Esketamine should not be used in patients with hypersensitivity to ketamine or Esketamine. It is contraindicated in individuals with uncontrolled hypertension, aneurysmal vascular disease, or intracerebral hemorrhage. Pregnancy and lactation are relative contraindications unless the benefit outweighs the risk. Patients with a history of substance abuse require caution due to dissociative and abuse potential. Severe cardiovascular or cerebrovascular disease also precludes its use.

SIDE EFFECTS

  • Dissociation

  • Dizziness

  • Nausea

  • Headache

  • Elevated blood pressure

  • Vertigo

  • Sedation

  • Anxiety

  • Blurred vision

  • Feeling of detachment from reality

OVER DOSE

Overdose of Esketamine may result in excessive sedation, severe dissociation, and respiratory depression. Symptoms include confusion, agitation, hallucinations, and elevated blood pressure. Management involves supportive care, including monitoring of vital signs and oxygenation.

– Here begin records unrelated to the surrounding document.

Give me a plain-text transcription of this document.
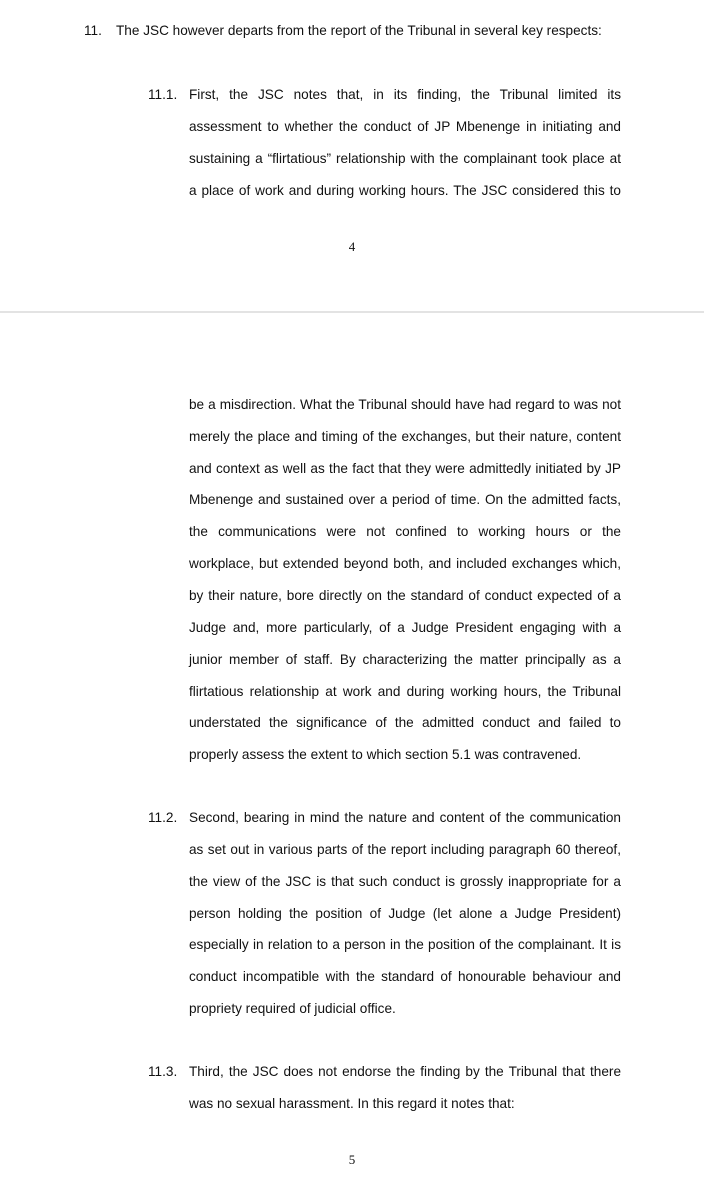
11. The JSC however departs from the report of the Tribunal in several key respects:
11.1. First, the JSC notes that, in its finding, the Tribunal limited its
assessment to whether the conduct of JP Mbenenge in initiating and
sustaining a “flirtatious” relationship with the complainant took place at
a place of work and during working hours. The JSC considered this to
4
be a misdirection. What the Tribunal should have had regard to was not
merely the place and timing of the exchanges, but their nature, content
and context as well as the fact that they were admittedly initiated by JP
Mbenenge and sustained over a period of time. On the admitted facts,
the communications were not confined to working hours or the
workplace, but extended beyond both, and included exchanges which,
by their nature, bore directly on the standard of conduct expected of a
Judge and, more particularly, of a Judge President engaging with a
junior member of staff. By characterizing the matter principally as a
flirtatious relationship at work and during working hours, the Tribunal
understated the significance of the admitted conduct and failed to
properly assess the extent to which section 5.1 was contravened.
11.2. Second, bearing in mind the nature and content of the communication
as set out in various parts of the report including paragraph 60 thereof,
the view of the JSC is that such conduct is grossly inappropriate for a
person holding the position of Judge (let alone a Judge President)
especially in relation to a person in the position of the complainant. It is
conduct incompatible with the standard of honourable behaviour and
propriety required of judicial office.
11.3. Third, the JSC does not endorse the finding by the Tribunal that there
was no sexual harassment. In this regard it notes that:
5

Activated charcoal is generally not useful due to nasal administration. Severe cases may require hospitalization for close monitoring and stabilization.

TOXICITY

Chronic or excessive use of Esketamine can lead to neurotoxicity, bladder toxicity, and cognitive impairment. There is a risk of dependence or abuse if misused outside clinical supervision. CNS depression can be exacerbated by alcohol or sedatives. Patients with hepatic or renal impairment are at increased risk of toxicity. Strict adherence to dosing schedules and clinical monitoring is essential to prevent adverse outcomes.